Archiv

Olympische Winterspiele in Peking
Warum die Politik die Spiele in China boykottieren will

Mehrere Länder haben einen politischen Boykott der Olympischen Winterspiele in Peking angekündigt. Sie werden keine politischen Vertreterinnen und Vertreter nach China entsenden. Was sind die Hintergründe für den Boykott? Was sind die Ziele? Und wie positionieren sich Deutschland und die EU? Ein Überblick.

    Peking: Ein Sportler übergibt die olympische Fackel an Cai Qi, Sekretär der Kommunistischen Partei Pekings, während der Begrüßungszeremonie zur Ankunft der olympischen Flamme für die Olympischen Winterspiele Peking 2022 im Olympiaturm.
    Olympische Winterspiele in Peking - die olympische Flamme ist bereits angekommen (AP/Andy Wong)
    Nach den USA haben auch Großbritannien, Kanada, Neuseeland und Australien angekündigt, keine Regierungsvertreter zu den Olympischen Winterspielen in Peking zu entsenden. Sportlerinnen und Sportler aus diesen Ländern sollen jedoch an dem Großereignis im Februar teilnehmen dürfen. Auch in der EU und in Deutschland wird über einen politischen Boykott diskutiert.
    Debatte um politischen Boykott der Olympischen Spiele in Peking (09.12.2021)

    Was ist unter einem politischen Boykott zu verstehen?
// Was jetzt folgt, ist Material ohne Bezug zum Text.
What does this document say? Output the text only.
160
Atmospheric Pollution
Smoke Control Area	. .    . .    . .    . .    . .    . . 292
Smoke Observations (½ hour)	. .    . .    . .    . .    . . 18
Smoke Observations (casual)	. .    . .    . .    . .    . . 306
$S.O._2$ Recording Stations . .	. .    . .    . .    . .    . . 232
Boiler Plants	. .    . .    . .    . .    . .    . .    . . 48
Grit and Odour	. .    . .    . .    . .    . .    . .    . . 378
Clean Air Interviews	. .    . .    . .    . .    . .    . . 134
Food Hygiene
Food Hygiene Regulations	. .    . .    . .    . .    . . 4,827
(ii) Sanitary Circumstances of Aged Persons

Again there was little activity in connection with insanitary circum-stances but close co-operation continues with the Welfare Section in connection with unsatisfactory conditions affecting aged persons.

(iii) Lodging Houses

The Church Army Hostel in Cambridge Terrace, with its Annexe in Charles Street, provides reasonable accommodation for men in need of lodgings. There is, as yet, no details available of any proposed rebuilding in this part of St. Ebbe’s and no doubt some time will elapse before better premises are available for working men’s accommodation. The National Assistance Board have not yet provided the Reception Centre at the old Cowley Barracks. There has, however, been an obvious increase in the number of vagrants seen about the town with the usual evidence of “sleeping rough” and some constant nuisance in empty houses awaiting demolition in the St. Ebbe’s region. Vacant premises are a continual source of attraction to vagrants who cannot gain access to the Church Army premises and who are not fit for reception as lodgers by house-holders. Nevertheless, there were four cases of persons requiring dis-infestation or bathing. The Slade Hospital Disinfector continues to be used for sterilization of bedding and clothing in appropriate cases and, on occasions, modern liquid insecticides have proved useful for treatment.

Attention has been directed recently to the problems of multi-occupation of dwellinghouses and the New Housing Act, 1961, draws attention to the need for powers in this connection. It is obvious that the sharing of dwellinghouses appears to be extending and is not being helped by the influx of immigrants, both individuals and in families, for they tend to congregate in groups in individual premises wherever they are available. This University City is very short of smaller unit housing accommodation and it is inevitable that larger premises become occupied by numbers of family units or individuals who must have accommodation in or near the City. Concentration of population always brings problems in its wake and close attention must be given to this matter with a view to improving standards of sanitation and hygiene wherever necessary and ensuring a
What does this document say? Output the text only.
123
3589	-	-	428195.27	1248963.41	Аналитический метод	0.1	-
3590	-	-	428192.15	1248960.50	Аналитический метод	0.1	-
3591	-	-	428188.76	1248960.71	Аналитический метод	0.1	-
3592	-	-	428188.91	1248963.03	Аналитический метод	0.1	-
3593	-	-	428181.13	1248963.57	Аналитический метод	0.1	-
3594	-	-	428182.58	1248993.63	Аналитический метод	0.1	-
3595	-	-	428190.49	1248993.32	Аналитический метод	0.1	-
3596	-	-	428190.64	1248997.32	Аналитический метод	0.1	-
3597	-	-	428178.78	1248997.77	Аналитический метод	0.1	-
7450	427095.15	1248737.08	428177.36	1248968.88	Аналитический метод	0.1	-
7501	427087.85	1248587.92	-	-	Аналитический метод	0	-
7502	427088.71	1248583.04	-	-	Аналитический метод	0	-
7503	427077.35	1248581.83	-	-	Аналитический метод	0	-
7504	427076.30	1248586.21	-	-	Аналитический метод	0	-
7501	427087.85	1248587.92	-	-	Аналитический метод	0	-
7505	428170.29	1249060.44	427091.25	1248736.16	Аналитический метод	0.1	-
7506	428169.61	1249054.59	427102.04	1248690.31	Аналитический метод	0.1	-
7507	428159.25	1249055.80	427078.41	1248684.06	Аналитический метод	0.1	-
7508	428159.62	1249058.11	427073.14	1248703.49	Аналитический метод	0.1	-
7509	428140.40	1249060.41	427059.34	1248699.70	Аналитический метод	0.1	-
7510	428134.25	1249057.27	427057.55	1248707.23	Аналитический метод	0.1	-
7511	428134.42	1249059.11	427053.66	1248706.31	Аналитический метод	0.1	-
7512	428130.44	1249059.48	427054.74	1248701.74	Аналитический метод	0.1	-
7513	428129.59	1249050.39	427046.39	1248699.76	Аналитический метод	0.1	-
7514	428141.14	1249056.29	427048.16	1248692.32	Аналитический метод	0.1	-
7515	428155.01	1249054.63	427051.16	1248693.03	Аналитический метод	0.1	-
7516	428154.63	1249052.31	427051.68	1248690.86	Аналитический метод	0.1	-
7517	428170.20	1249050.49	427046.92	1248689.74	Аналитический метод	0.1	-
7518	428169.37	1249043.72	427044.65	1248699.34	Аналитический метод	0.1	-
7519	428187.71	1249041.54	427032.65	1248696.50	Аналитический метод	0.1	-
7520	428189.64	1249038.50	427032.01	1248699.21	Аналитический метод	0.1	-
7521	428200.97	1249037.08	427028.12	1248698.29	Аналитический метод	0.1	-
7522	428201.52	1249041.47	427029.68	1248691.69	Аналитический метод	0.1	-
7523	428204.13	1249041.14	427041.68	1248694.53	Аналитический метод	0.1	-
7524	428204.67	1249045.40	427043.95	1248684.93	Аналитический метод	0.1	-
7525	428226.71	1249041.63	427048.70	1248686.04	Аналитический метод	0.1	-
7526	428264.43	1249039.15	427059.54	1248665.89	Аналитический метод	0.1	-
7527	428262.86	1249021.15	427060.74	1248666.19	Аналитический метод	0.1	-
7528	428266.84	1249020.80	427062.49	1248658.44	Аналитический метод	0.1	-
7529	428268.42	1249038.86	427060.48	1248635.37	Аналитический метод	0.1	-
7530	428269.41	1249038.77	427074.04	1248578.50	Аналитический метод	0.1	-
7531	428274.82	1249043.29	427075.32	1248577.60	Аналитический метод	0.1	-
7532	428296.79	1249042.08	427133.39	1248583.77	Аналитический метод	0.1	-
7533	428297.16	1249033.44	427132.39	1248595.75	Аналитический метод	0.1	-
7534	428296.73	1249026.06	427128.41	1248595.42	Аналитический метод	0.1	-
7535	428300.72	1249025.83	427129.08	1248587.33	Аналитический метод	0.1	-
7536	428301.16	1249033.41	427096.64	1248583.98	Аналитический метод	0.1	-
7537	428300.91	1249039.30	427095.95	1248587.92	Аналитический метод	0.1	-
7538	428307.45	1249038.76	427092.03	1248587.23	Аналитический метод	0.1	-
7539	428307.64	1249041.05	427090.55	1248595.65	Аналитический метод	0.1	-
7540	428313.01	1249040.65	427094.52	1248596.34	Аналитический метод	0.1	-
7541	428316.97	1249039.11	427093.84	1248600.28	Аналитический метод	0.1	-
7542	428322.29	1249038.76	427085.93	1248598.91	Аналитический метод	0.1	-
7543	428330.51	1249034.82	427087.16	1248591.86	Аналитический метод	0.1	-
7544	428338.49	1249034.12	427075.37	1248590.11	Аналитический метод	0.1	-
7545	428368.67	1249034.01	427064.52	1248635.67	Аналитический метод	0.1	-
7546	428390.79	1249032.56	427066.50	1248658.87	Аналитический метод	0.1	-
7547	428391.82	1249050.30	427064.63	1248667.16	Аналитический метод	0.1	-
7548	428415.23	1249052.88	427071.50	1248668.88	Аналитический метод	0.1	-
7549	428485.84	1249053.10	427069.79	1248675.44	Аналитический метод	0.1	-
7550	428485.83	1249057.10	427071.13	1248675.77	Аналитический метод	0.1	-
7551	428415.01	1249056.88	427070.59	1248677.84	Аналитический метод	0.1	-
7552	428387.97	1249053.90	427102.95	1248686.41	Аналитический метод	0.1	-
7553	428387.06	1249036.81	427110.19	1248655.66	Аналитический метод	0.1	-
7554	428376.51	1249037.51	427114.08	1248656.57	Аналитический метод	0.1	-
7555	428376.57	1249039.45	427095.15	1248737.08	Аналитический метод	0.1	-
    Hintergrund der Boykott-Debatten ist vor allem die Lage der Menschenrechte in China - besonders die Unterdrückung ethnischer und religiöser Minderheiten wie der Tibeter und Uiguren. Als Zeichen des Protests dagegen wollen Politikerinnen und Politiker aus mehreren Ländern deshalb auf eine Reise zu den Winterspielen verzichten. Die Rede ist von einem politischen oder diplomatischen Boykott.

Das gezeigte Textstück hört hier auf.